- Born: 1926 or 1927 Arizona, U.S.
- Died: January 20, 2026 (aged 99)
- Citizenship: Navajo Nation • American
- Education: Tuba City High School
- Occupation: Indigenous rights activist
- Employer(s): University of Arizona Office of Navajo Economic Opportunities
- Spouse: Wilson Dahozy

= Louva Dahozy =

Navajo human rights activist from Arizona (c. 1926–2026)

Louva McCabe Dahozy ( – January 20, 2026) was an American Navajo human rights activist. She was known as (lit. 'Our Mother') in recognition of her long-standing activism for the rights of Navajo people, as well as other Native American communities in United States.

== Biography ==
Dahozy was born near Flagstaff, Arizona, on the edge of the Navajo Nation during the 1920s. She was born of the Hashk’aa Hadzohi clan and for the Kinyaa’áanii clan. Dahozy grew up in a hogan, and graduated from Tuba City High School in Tuba City, Arizona in 1944.

After marrying Wilson Dahozy, she moved out of the Navajo Nation onto land in the Colorado River Indian Tribes Nation near Parker, Arizona. In 1958, she began working for the University of Arizona Cooperation Extension System as a community educator.

During the 1960s, Dahozy and her family returned to the Navajo Nation, settling in Fort Defiance. Dahozy began working for the Office of Navajo Economic Opportunities, and helped secure funding for Navajo language radio programmes focusing on healthy foods, nutrition, and home economics. For a decade, Dahozy recorded and produced daily episodes of Navajo Homemakers Radio Education, which was broadcast on eight Navajo community radio stations. Dahozy wrote several cookbooks, including Navajo Homemaker Cookbook (1969) and Navajo Terminology of Food and Nutrition (1977); she also wrote the first cookbook in Navajo. Dahozy was a guest lecturer in Navajo culture and indigenous cuisine at various universities, including the University of Arizona, Dartmouth College, Duke University, the University of Kansas, the University of New Mexico, Prescott College, and Diné College. She also served as cultural mentor for Miss Navajo Nation and as grand marshal of the 1996 Navajo Nation Fair.

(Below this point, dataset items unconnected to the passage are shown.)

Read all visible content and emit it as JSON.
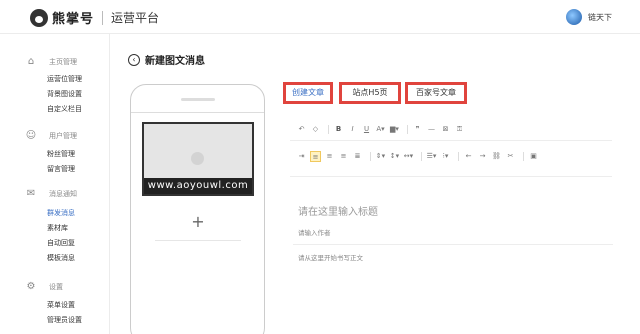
{
  "header": {
    "brand": "熊掌号",
    "platform": "运营平台",
    "user_name": "链天下"
  },
  "sidebar": {
    "groups": [
      {
        "title": "主页管理",
        "icon": "home-icon",
        "items": [
          "运营位管理",
          "背景图设置",
          "自定义栏目"
        ]
      },
      {
        "title": "用户管理",
        "icon": "user-icon",
        "items": [
          "粉丝管理",
          "留言管理"
        ]
      },
      {
        "title": "消息通知",
        "icon": "mail-icon",
        "items": [
          "群发消息",
          "素材库",
          "自动回复",
          "模板消息"
        ]
      },
      {
        "title": "设置",
        "icon": "gear-icon",
        "items": [
          "菜单设置",
          "管理员设置"
        ]
      }
    ],
    "active_item": "群发消息"
  },
  "page": {
    "title": "新建图文消息"
  },
  "preview": {
    "watermark": "www.aoyouwl.com",
    "add_label": "+"
  },
  "tabs": [
    "创建文章",
    "站点H5页",
    "百家号文章"
  ],
  "editor": {
    "title_placeholder": "请在这里输入标题",
    "author_placeholder": "请输入作者",
    "body_placeholder": "请从这里开始书写正文"
  },
  "colors": {
    "highlight_border": "#e0443d",
    "active_link": "#3a6fc4"
  }
}
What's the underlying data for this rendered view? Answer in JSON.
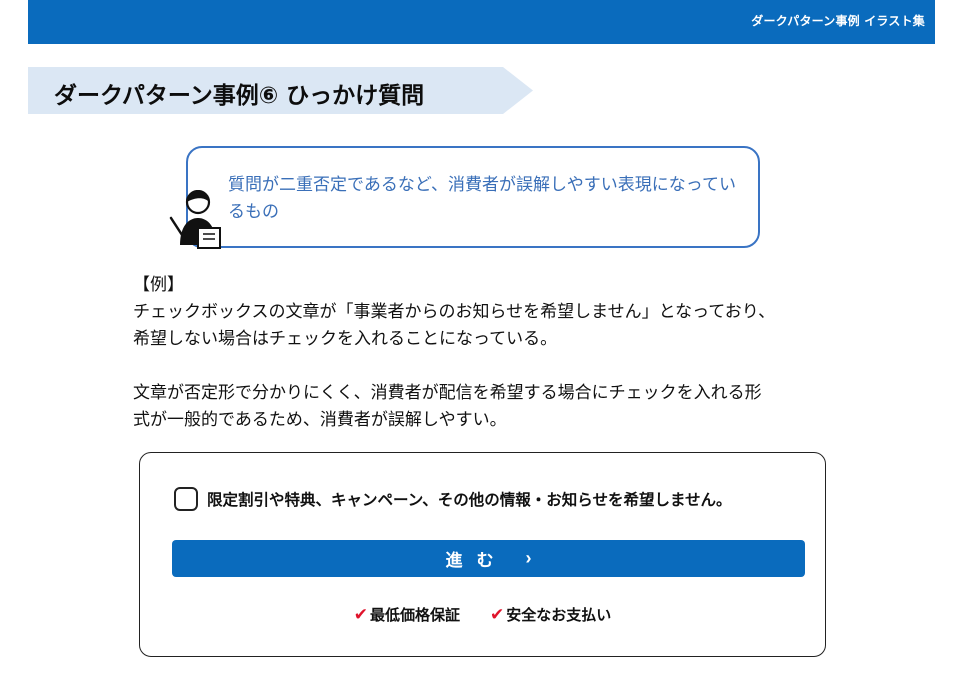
{
  "header": {
    "title": "ダークパターン事例 イラスト集"
  },
  "section": {
    "heading": "ダークパターン事例⑥ ひっかけ質問"
  },
  "callout": {
    "text": "質問が二重否定であるなど、消費者が誤解しやすい表現になっているもの"
  },
  "example": {
    "label": "【例】",
    "line1": "チェックボックスの文章が「事業者からのお知らせを希望しません」となっており、",
    "line2": "希望しない場合はチェックを入れることになっている。",
    "line3": "文章が否定形で分かりにくく、消費者が配信を希望する場合にチェックを入れる形",
    "line4": "式が一般的であるため、消費者が誤解しやすい。"
  },
  "form": {
    "checkbox_label": "限定割引や特典、キャンペーン、その他の情報・お知らせを希望しません。",
    "checkbox_checked": false,
    "proceed_label": "進む",
    "proceed_chevron": "›",
    "badges": [
      {
        "icon": "check-icon",
        "label": "最低価格保証"
      },
      {
        "icon": "check-icon",
        "label": "安全なお支払い"
      }
    ]
  },
  "colors": {
    "brand": "#0a6bbd",
    "callout_border": "#3a74c4",
    "heading_bg": "#dbe7f4",
    "check": "#e0142c"
  }
}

In addition to her advocacy for the health and nutrition of Navajo people, Dahozy has also campaigned for voters' rights, including voter registration, as well as the needs of women and older people in indigenous communities. She was a founding member of the National Indian Council on Ageing, the Navajo Nation Council on Ageing, and the North American Indian Women's Association, of which she also acted as its first chairperson in 1970. Dahozy was also a delegate at the White House Conferences on Aging in 1971 and on Nutrition in 1973. Dahozy helped establish the Navajo Women and Infant Children Program.

Dahozy's work has been featured on television programs including Jamie Oliver's Food Revolution (2013) and World Central Kitchen (2020).

In 1994, Dahozy received a Lifetime Achievement Award from the Arizona College of Agriculture. In 2016, she was honored by the Apache County Recorder, Apache County Board of Supervisors and the 23rd Navajo Nation Council for outstanding service and contributions to the Navajo Nation. In 2022, Dahozy was given an Honorary Doctorate in Science from the University of Arizona's School of Nutritional Sciences and Wellness.

Seth Damon, the Speaker of the Navajo Nation Council, described Dahozy as "the mother of the Navajo people".

Dahozy died on January 20, 2026, at the age of 99. Speaker Crystalyne Curley called Dahozy "a champion of change".